“You don't have to apologize to me. You don't have to apologize at all. I just—” She cut off, her lips pressing together in a thin line. “I wanted you to be safe. I was worried about you.”
Her admission caused my heart to soar.
“You finished early,” I said, trying to change the subject as uneasiness unfurled in my stomach.
Her eyes searched my face before she nodded.
“Your friend is doing well. It seems like you're not the only human who has found a better life in the demon realms,” she told me as she looked into my eyes. “I daresay my friend is quite enamored with her.”
“Does that mean you are enamored with me?” I asked, batting my eyelashes. A whisper of a smile spread across her lips.
“More than you would ever realize,” she admitted. “I never felt this way about anyone, let alone a human.”
My throat closed, and tears threatened to fall from my eyes.
“You barely know me,” I whispered.
Her clawed hand reached out to run her fingers through a stray strand of my hair.
“My shadows accepted you as one of their own,” she said. “No one else has ever been able to see them or interact with the souls the way you can. I am not sure I believe in the Fates, but I will not ignore the signs. You did not stumble into my arms by accident. You asked me once why I picked you, and there’s no real reason except that I felt you. You hadn’t even come on stage yet, and my shadows were already telling me about you. Like you were meant for me.”

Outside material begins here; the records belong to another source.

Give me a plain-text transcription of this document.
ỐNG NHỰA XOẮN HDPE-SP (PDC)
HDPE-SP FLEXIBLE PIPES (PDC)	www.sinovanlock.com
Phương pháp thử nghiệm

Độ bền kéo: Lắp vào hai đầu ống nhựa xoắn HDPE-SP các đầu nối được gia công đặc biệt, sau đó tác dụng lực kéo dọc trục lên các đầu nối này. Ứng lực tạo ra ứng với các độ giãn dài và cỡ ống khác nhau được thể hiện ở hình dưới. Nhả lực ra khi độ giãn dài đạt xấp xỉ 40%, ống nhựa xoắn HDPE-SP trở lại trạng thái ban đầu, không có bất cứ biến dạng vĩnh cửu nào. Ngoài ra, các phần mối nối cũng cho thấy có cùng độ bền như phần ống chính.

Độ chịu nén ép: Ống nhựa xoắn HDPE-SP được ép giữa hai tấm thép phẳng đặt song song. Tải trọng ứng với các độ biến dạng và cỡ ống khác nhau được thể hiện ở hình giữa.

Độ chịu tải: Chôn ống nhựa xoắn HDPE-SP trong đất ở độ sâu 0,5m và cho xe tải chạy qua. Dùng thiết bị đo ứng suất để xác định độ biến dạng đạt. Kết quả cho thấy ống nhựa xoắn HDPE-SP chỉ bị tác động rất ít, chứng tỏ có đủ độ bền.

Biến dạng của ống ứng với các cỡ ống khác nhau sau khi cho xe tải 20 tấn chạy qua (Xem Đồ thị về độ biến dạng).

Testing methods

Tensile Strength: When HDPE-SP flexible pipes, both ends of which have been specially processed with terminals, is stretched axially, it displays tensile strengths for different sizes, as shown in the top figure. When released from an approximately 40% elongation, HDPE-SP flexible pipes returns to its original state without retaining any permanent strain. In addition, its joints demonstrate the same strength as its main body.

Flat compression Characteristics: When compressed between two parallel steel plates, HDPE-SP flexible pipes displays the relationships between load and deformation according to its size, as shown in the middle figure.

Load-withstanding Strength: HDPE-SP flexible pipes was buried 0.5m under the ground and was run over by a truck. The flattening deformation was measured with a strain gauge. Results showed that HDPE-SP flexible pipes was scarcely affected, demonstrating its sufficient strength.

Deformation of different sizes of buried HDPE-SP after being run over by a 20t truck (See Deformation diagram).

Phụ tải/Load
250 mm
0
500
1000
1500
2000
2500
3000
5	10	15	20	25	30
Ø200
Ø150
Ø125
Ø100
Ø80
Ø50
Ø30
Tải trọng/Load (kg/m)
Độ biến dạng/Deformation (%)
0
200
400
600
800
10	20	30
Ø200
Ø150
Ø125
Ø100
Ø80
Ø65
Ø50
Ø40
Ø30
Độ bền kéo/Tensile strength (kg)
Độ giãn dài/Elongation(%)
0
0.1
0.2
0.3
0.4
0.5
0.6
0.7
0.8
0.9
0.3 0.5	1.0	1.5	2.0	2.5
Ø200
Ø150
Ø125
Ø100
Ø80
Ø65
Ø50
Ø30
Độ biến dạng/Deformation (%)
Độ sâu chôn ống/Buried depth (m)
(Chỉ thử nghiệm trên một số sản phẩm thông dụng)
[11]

I couldn’t take it. Not when she was looking at me so sincerely. I can’t trust it. Who in their right mind, demon or not, would want someone like me? Especially after knowing me for such a short period?
I wanted more than anything to believe it. I yearned for a love like the one she was promising… but the voices of Mother and Father were swirling around my head, reminding me I would never get it.
I stepped away from her, looking down at the ground with my heart pounding in my chest.
“I’m hungry,” I muttered.
She was silent for a moment before she wrapped her arm around me and pulled me back toward the house.
“Okay,” she said in a tone softer than I had ever heard from her. “Let’s go inside, hm?”
Yien
My little human needed space.
As soon as I saw the smile slide off her face, I knew that I had gone too far.
It didn't matter if I already knew what she felt. Or that I could feel the way she relaxed against my shadows. I hadn't lied when I told her that no one had ever been accepted by them or allowed to see the souls’ memories.
Maybe it was too soon. Or maybe it was too hard to hear.
But I could wait. For her, I would wait an eternity. I would give her as much space as she needed, no matter how much it pained me.
In the meantime, I had things to do.
I had been agonizing over Allura. Desperately trying to think of ways she might still be alive.
But with each passing day, I found myself more and more angry.
Angry that I hadn’t noticed. Angry that I hadn’t been able to stop it. Angry that I hadn’t been more motivated to find out what happened.
I let myself materialize from the shadows into a room that felt like it should have been the dining hall. But where a long table with hundreds of chairs should have stood, there was a large bed placed snugly against the wall instead.
A fireplace was off to the left and floor-to-ceiling windows to the right.
Everything looked expensive. From realms other than this one. Everywhere I looked, the entire room was drenched in wealth. Like every other royal, the twins were no exception—they loved to show off the absurd amount of money they had in every facet of their lives.